EQ-5D data can be analysed in several different formats - per dimension, as a descriptive health state, as a weighted index on a 0-1 scale and as an overall measure of self-assessed health status (EQ VAS). It is important to consider these different formats separately, especially when reaching a judgement regarding the psychometric properties of the instrument as a whole.

== Theoretical and psychometric properties ==
The validity, reliability, and responsiveness of EQ-5D-3L have been assessed for EQ-5D versions in many different health conditions, including cardiovascular disease, mental health populations, aged care, skin conditions, cancer, and total knee arthroplasty.

The brevity of EQ-5D-3L is likely to be a major factor in its widespread use, but the three-level format can be a limitation in some clinical areas. The EQ-5D-3L descriptive system can be less sensitive to small and medium changes in health status, so it may be less able to detect change in some conditions.

The 5L descriptive system has shown improved responsiveness compared to the 3L system, e.g. in a comparison of eight patient groups, osteoarthritis, and joint replacement, as well as acceptable psychometric properties in conditions such as stroke, chronic obstructive lung disease, and scoliosis. Some studies have assessed the EQ-5D-3L and EQ-5D-5L together.

The psychometric properties of EQ-5D-Y have been assessed in a variety of settings and conditions.

A value set derived from a general population sample has been criticized when used for economic evaluation for a lack of a compelling theoretical support however, such "experienced" value sets are nonetheless relevant in clinical settings or in population health studies (see below) where social preference weighted index scores are contraindicated.
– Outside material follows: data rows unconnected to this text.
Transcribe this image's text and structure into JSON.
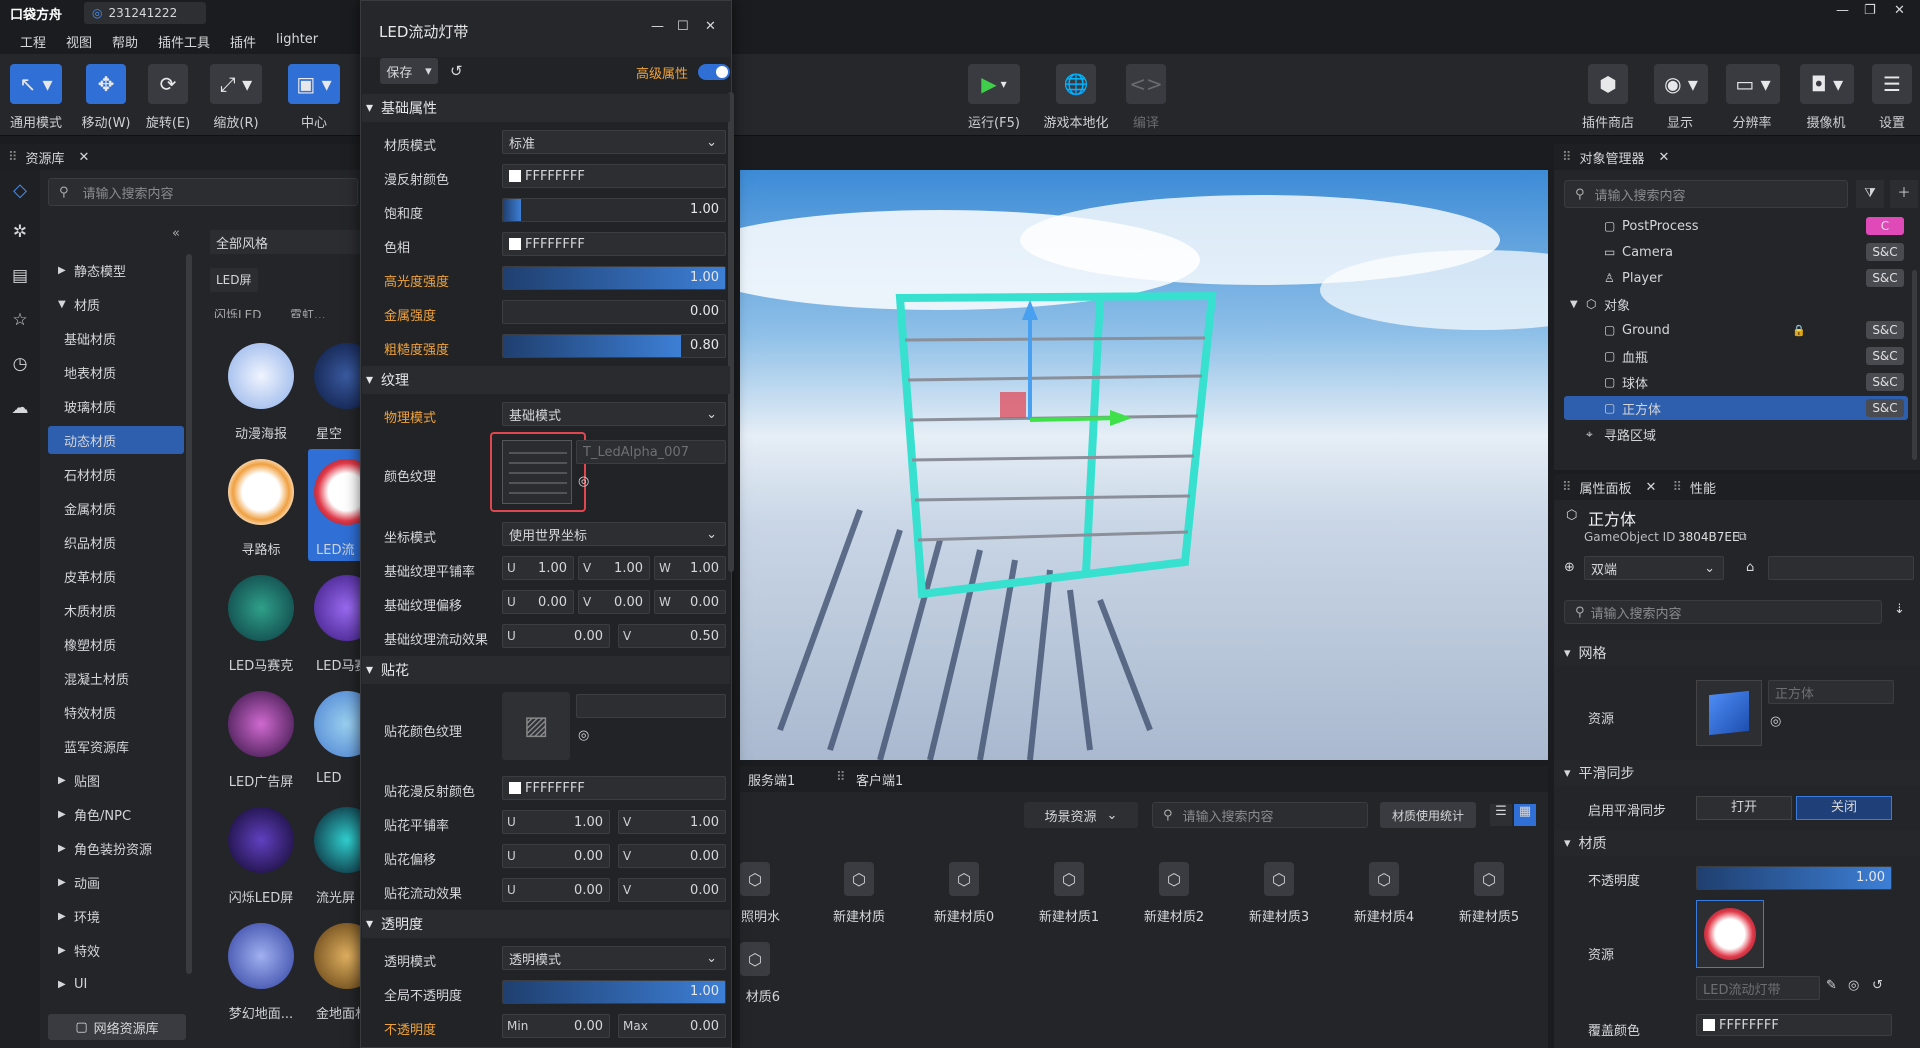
{
  "app": {
    "logo": "口袋方舟",
    "tab_id": "231241222"
  },
  "menu": [
    "工程",
    "视图",
    "帮助",
    "插件工具",
    "插件",
    "lighter"
  ],
  "toolbar": {
    "left": [
      {
        "label": "通用模式",
        "icon": "select-icon"
      },
      {
        "label": "移动(W)",
        "icon": "move-icon"
      },
      {
        "label": "旋转(E)",
        "icon": "rotate-icon"
      },
      {
        "label": "缩放(R)",
        "icon": "scale-icon"
      },
      {
        "label": "中心",
        "icon": "pivot-icon"
      }
    ],
    "center": [
      {
        "label": "运行(F5)",
        "icon": "play-icon"
      },
      {
        "label": "游戏本地化",
        "icon": "globe-icon"
      },
      {
        "label": "编译",
        "icon": "code-icon"
      }
    ],
    "right": [
      {
        "label": "插件商店",
        "icon": "plugin-store-icon"
      },
      {
        "label": "显示",
        "icon": "eye-icon"
      },
      {
        "label": "分辨率",
        "icon": "monitor-icon"
      },
      {
        "label": "摄像机",
        "icon": "camera-icon"
      },
      {
        "label": "设置",
        "icon": "settings-icon"
      }
    ]
  },
  "assets": {
    "tab": "资源库",
    "search_placeholder": "请输入搜索内容",
    "style_filter": "全部风格",
    "tag": "LED屏",
    "tree": [
      {
        "label": "静态模型",
        "arrow": "▶",
        "indent": 0
      },
      {
        "label": "材质",
        "arrow": "▼",
        "indent": 0
      },
      {
        "label": "基础材质",
        "indent": 1
      },
      {
        "label": "地表材质",
        "indent": 1
      },
      {
        "label": "玻璃材质",
        "indent": 1
      },
      {
        "label": "动态材质",
        "indent": 1,
        "selected": true
      },
      {
        "label": "石材材质",
        "indent": 1
      },
      {
        "label": "金属材质",
        "indent": 1
      },
      {
        "label": "织品材质",
        "indent": 1
      },
      {
        "label": "皮革材质",
        "indent": 1
      },
      {
        "label": "木质材质",
        "indent": 1
      },
      {
        "label": "橡塑材质",
        "indent": 1
      },
      {
        "label": "混凝土材质",
        "indent": 1
      },
      {
        "label": "特效材质",
        "indent": 1
      },
      {
        "label": "蓝军资源库",
        "indent": 1
      },
      {
        "label": "贴图",
        "arrow": "▶",
        "indent": 0
      },
      {
        "label": "角色/NPC",
        "arrow": "▶",
        "indent": 0
      },
      {
        "label": "角色装扮资源",
        "arrow": "▶",
        "indent": 0
      },
      {
        "label": "动画",
        "arrow": "▶",
        "indent": 0
      },
      {
        "label": "环境",
        "arrow": "▶",
        "indent": 0
      },
      {
        "label": "特效",
        "arrow": "▶",
        "indent": 0
      },
      {
        "label": "UI",
        "arrow": "▶",
        "indent": 0
      }
    ],
    "grid_top_labels": [
      "闪烁LED",
      "霓虹..."
    ],
    "grid": [
      [
        "动漫海报",
        "星空"
      ],
      [
        "寻路标",
        "LED流"
      ],
      [
        "LED马赛克",
        "LED马赛"
      ],
      [
        "LED广告屏",
        "LED"
      ],
      [
        "闪烁LED屏",
        "流光屏"
      ],
      [
        "梦幻地面...",
        "金地面材"
      ]
    ],
    "net_button": "网络资源库"
  },
  "material_editor": {
    "title": "LED流动灯带",
    "save": "保存",
    "advanced": "高级属性",
    "basic": {
      "header": "基础属性",
      "mode_label": "材质模式",
      "mode_value": "标准",
      "diffuse_label": "漫反射颜色",
      "diffuse_value": "FFFFFFFF",
      "saturation_label": "饱和度",
      "saturation_value": "1.00",
      "saturation_level": 0.08,
      "hue_label": "色相",
      "hue_value": "FFFFFFFF",
      "specular_label": "高光度强度",
      "specular_value": "1.00",
      "specular_level": 1.0,
      "metal_label": "金属强度",
      "metal_value": "0.00",
      "metal_level": 0.0,
      "rough_label": "粗糙度强度",
      "rough_value": "0.80",
      "rough_level": 0.8
    },
    "texture": {
      "header": "纹理",
      "phys_label": "物理模式",
      "phys_value": "基础模式",
      "color_tex_label": "颜色纹理",
      "color_tex_value": "T_LedAlpha_007",
      "coord_label": "坐标模式",
      "coord_value": "使用世界坐标",
      "tiling_label": "基础纹理平铺率",
      "tiling": {
        "U": "1.00",
        "V": "1.00",
        "W": "1.00"
      },
      "offset_label": "基础纹理偏移",
      "offset": {
        "U": "0.00",
        "V": "0.00",
        "W": "0.00"
      },
      "flow_label": "基础纹理流动效果",
      "flow": {
        "U": "0.00",
        "V": "0.50"
      }
    },
    "decal": {
      "header": "贴花",
      "color_tex_label": "贴花颜色纹理",
      "diffuse_label": "贴花漫反射颜色",
      "diffuse_value": "FFFFFFFF",
      "tiling_label": "贴花平铺率",
      "tiling": {
        "U": "1.00",
        "V": "1.00"
      },
      "offset_label": "贴花偏移",
      "offset": {
        "U": "0.00",
        "V": "0.00"
      },
      "flow_label": "贴花流动效果",
      "flow": {
        "U": "0.00",
        "V": "0.00"
      }
    },
    "opacity": {
      "header": "透明度",
      "mode_label": "透明模式",
      "mode_value": "透明模式",
      "global_label": "全局不透明度",
      "global_value": "1.00",
      "global_level": 1.0,
      "op_label": "不透明度",
      "min_label": "Min",
      "min_value": "0.00",
      "max_label": "Max",
      "max_value": "0.00"
    }
  },
  "bottom": {
    "tabs": [
      "服务端1",
      "客户端1"
    ],
    "scene_select": "场景资源",
    "search_placeholder": "请输入搜索内容",
    "stats_button": "材质使用统计",
    "items": [
      "照明水",
      "新建材质",
      "新建材质0",
      "新建材质1",
      "新建材质2",
      "新建材质3",
      "新建材质4",
      "新建材质5",
      "材质6"
    ]
  },
  "objects": {
    "tab": "对象管理器",
    "search_placeholder": "请输入搜索内容",
    "rows": [
      {
        "label": "PostProcess",
        "badge": "C",
        "indent": 1,
        "icon": "postprocess-icon"
      },
      {
        "label": "Camera",
        "badge": "S&C",
        "indent": 1,
        "icon": "camera-small-icon"
      },
      {
        "label": "Player",
        "badge": "S&C",
        "indent": 1,
        "icon": "player-icon"
      },
      {
        "label": "对象",
        "badge": "",
        "indent": 0,
        "arrow": "▼",
        "icon": "cube-icon"
      },
      {
        "label": "Ground",
        "badge": "S&C",
        "indent": 1,
        "icon": "mesh-icon",
        "lock": true
      },
      {
        "label": "血瓶",
        "badge": "S&C",
        "indent": 1,
        "icon": "mesh-icon"
      },
      {
        "label": "球体",
        "badge": "S&C",
        "indent": 1,
        "icon": "mesh-icon"
      },
      {
        "label": "正方体",
        "badge": "S&C",
        "indent": 1,
        "icon": "mesh-icon",
        "selected": true
      },
      {
        "label": "寻路区域",
        "badge": "",
        "indent": 0,
        "icon": "nav-icon"
      }
    ]
  },
  "props": {
    "tab": "属性面板",
    "tab2": "性能",
    "name": "正方体",
    "gameobject_label": "GameObject ID",
    "gameobject_id": "3804B7EE",
    "net_value": "双端",
    "search_placeholder": "请输入搜索内容",
    "mesh_header": "网格",
    "resource_label": "资源",
    "mesh_name": "正方体",
    "smooth_header": "平滑同步",
    "smooth_label": "启用平滑同步",
    "on": "打开",
    "off": "关闭",
    "material_header": "材质",
    "opacity_label": "不透明度",
    "opacity_value": "1.00",
    "opacity_level": 1.0,
    "mat_resource_label": "资源",
    "mat_name": "LED流动灯带",
    "cover_label": "覆盖颜色",
    "cover_value": "FFFFFFFF"
  }
}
== EQ-5D in population health studies ==
EQ-5D has been extensively utilised in population health studies, both at the national level and for subsections of a country's population, such as a specific region. Data collected with EQ-5D can be used to assess and compare health status between groups of patients, between patients and the general population, or between the general populations of different countries. It can also be used to monitor changes in health status over time at population level.

Self-reported health as captured by EQ VAS comes directly from the respondent and perfectly meets the published FDA criteria for Patient Reported Outcome (PRO) measures. Imposing social preference weights on such data violates the PRO condition and creates obstacles in cross-national comparisons of population health.
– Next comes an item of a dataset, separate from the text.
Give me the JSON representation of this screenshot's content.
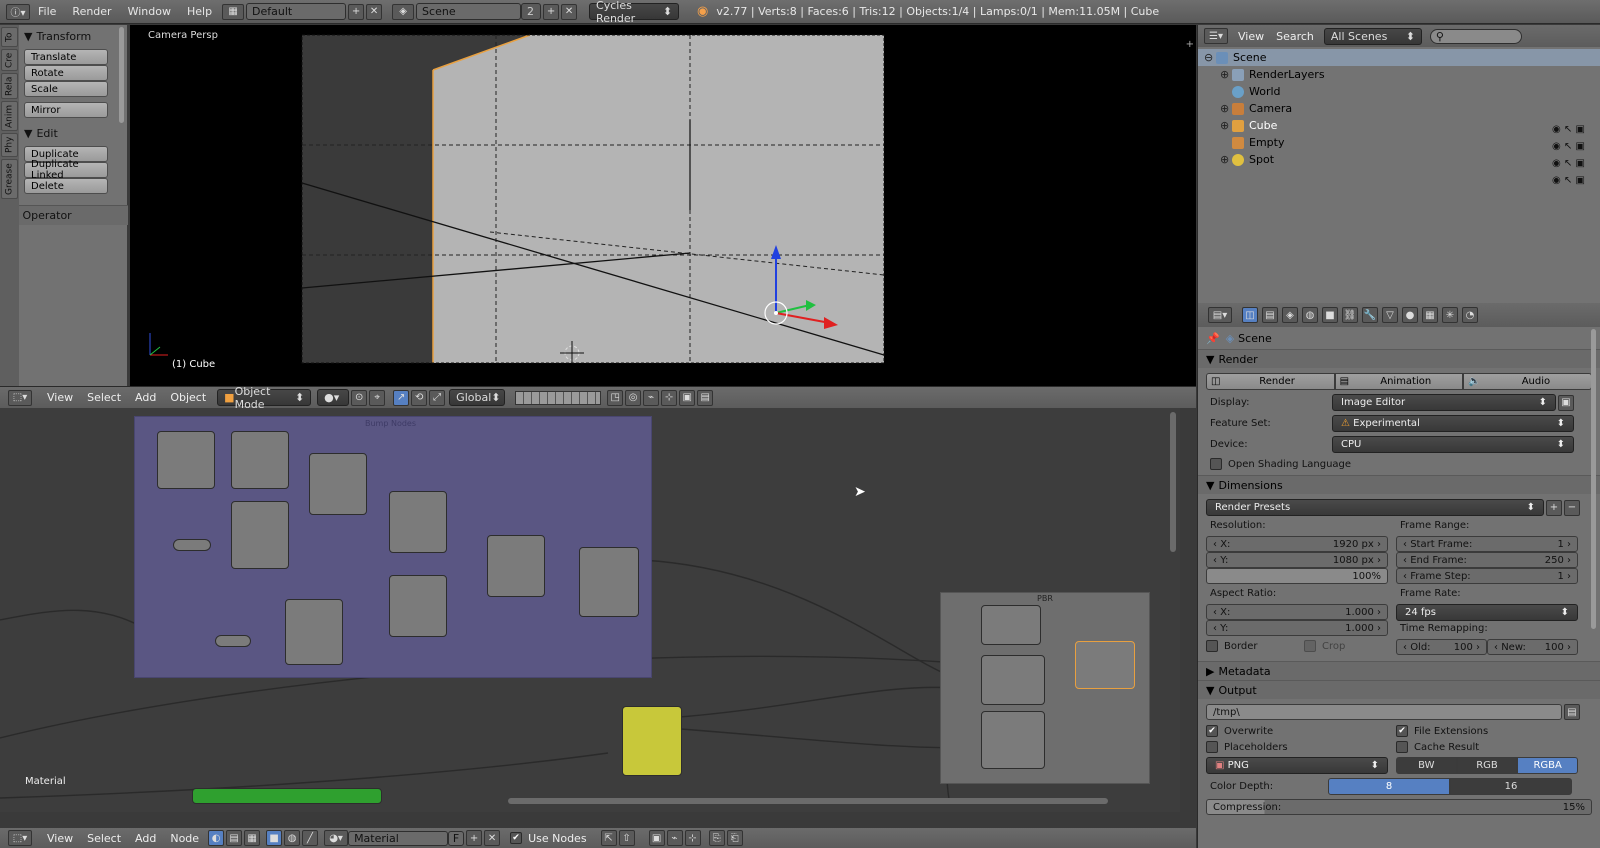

Cross-country analyses of self-reported population health using EQ-5D data have been reported and subsequently updated. The first publication incorporated data from 15 countries, and the second from 24 countries. Since then, EQ-5D-5L population norms have also been published for Japanese, German, and South Australian populations.
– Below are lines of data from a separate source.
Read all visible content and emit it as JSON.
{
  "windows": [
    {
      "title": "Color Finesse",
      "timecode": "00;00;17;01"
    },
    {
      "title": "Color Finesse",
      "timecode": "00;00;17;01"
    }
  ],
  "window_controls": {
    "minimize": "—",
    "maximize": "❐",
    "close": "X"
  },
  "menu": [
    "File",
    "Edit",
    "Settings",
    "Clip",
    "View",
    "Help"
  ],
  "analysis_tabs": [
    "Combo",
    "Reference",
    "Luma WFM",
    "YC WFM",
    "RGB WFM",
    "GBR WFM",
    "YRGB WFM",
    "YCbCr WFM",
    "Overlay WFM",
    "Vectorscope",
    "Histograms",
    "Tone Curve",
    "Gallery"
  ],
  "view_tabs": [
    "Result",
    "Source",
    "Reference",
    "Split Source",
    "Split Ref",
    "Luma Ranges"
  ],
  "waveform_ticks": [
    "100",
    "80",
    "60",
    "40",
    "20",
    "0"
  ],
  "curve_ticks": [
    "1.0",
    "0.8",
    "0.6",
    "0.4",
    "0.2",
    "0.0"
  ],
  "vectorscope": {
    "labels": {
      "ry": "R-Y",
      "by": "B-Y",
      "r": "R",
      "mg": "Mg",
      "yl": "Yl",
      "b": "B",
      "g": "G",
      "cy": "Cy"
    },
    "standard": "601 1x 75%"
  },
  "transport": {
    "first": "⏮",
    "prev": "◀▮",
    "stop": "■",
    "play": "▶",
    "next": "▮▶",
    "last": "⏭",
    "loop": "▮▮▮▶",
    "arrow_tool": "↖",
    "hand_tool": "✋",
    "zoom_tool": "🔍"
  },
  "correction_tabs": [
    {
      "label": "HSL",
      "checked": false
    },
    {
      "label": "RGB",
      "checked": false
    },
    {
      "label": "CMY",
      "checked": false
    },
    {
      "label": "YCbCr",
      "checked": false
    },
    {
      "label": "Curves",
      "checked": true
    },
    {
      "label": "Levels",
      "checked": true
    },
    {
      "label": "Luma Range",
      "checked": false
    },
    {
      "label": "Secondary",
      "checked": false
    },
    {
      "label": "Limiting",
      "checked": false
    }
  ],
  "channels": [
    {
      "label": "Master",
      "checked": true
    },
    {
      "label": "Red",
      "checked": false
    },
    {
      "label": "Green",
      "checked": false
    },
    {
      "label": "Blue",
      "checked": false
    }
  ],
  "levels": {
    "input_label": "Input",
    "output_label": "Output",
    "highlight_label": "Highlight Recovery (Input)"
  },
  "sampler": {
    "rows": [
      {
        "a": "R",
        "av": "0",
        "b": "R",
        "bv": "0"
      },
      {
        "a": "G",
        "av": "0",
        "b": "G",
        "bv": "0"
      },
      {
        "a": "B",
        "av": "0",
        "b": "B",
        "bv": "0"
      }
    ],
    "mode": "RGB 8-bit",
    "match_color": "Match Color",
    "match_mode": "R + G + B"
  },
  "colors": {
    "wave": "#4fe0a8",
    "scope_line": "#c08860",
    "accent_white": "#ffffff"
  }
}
== EQ-5D in economic evaluation ==
EQ-5D is the most widely used health-related quality of life questionnaire in health economic evaluations. EQ-5D can be used to derive a set of values that reflect people's opinions of the relative importance of different health problems. These values can be used to derive QALYs for application in cost-effectiveness and cost-utility evaluations.

In a review study of recommendations from national HTA agencies, EQ-5D, HUI, and SF-6D were the three multi-attribute utility instruments (MAUIs) most frequently mentioned in HTA guidelines. The most commonly-cited MAUI (in 85% of pharmacoeconomic guidelines) was the index form of EQ-5D, either as a preferred MAUI or as an example of a suitable MAUI for use in cost-utility analysis in HTA.

== Alternatives ==
There are various other multi-attribute utility instruments for health conditions, for example: SF-6D, Health Utilities Index (HUI), 15D, Quality of Well-Being, and AQoL-8D.